The piece was long and dense, and I read through it slowly while glancing occasionally at Quinn, who seemed to have made a new friend. Every time I looked up, she was petting, or chasing, or being chased by the dog.
The Bernstein story opened with a series of bullet points, which can be summarized as follows: The CIA's involvement with the American press began during the early stages of the Cold War and continues to be shrouded by an official policy of obfuscation and deception. Nothing especially earth-shattering. But as I read on, I saw that Bernstein had uncovered all sorts of details no one else had.
Operation Mockingbird had three primary functions.
First, news agencies in print, radio, and TV provided "journalistic cover" for CIA operatives posted in foreign capitals. If Agent X needed to do some work in Chile, for example, The Washington Post might give her a job as "Special Correspondent to South America." Journalists make perfect CIA agents. They ask questions for a living, so they are less likely to be suspected of anything shady when they start nosing around. Plus, they often travel alone or in small groups, leaving their families back in the States, so it's cheaper and easier to go undercover as a journalist than as a businessman living abroad. Plus, according to the piece, many businesses and nonprofits wouldn't cooperate with the CIA. Even the Peace Corps banned covert agents.

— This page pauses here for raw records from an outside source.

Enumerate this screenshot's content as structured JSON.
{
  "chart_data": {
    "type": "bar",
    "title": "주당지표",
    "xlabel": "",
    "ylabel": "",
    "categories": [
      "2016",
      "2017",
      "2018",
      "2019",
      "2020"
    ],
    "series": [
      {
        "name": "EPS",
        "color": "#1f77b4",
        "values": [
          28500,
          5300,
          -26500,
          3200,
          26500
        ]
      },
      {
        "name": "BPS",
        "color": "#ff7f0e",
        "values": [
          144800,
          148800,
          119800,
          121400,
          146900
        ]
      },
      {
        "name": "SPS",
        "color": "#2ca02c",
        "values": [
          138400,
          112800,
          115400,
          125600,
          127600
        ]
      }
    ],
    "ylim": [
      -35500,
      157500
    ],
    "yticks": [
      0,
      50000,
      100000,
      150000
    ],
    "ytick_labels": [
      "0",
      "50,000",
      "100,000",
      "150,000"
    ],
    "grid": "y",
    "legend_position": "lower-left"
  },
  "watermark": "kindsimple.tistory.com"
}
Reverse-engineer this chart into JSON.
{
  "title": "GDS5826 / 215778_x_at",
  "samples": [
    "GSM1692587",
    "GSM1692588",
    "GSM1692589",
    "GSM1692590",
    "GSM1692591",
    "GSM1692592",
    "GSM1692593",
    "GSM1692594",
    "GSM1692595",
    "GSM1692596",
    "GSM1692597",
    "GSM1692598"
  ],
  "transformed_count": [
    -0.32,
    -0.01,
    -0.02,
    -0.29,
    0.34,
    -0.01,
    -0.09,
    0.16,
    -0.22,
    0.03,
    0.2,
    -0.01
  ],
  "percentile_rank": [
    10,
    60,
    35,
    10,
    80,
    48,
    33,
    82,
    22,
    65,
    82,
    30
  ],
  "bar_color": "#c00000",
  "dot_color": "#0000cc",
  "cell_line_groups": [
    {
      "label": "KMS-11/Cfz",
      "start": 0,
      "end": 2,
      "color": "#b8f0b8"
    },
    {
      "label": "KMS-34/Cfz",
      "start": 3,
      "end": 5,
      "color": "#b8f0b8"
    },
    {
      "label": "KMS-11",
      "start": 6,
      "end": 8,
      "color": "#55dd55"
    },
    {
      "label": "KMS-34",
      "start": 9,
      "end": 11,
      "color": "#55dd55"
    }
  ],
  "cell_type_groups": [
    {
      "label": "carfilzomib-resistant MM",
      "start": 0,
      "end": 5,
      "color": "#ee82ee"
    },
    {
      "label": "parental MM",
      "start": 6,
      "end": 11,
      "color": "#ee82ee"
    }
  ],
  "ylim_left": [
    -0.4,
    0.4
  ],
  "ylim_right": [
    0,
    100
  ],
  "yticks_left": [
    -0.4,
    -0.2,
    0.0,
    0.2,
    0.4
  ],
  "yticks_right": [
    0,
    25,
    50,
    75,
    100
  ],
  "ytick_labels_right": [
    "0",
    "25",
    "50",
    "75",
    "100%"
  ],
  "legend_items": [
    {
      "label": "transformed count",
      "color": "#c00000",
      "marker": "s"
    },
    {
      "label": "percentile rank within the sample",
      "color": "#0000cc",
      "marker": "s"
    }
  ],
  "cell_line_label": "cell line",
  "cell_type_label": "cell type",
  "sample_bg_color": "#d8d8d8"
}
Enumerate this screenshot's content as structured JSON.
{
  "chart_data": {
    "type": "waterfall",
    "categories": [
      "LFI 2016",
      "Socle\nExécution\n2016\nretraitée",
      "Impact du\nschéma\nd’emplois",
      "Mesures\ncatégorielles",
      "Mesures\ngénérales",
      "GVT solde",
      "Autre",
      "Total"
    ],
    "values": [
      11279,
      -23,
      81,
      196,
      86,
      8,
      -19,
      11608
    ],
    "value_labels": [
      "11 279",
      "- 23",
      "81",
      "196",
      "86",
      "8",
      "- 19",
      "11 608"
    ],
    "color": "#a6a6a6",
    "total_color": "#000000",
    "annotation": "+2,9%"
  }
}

The second leg of the program—and the most shocking—was to build relationships with well-placed journalists who were already on the staff of key news organizations. These journalists provided a range of services: recruiting and managing foreign nationals to work with the CIA, feeding the CIA information acquired abroad, planting false information with officials of foreign governments, and parroting official CIA positions in the U.S. media.
Some journalists were paid by the CIA, always in cash, to supplement their regular income. Others helped out less formally, and for free. To many of the journalists involved, this wasn't a big deal. They did their regular reporting jobs overseas, then chatted with their buddies at the CIA when they got home. Many of the journalists and agents had served together in World War II and, under the growing post-war threat from the USSR, they viewed this cooperation as simple patriotism. It went so far that, by the late 1950s, some reporters felt miffed if they weren't met by CIA operatives to debrief when they returned from a trip abroad.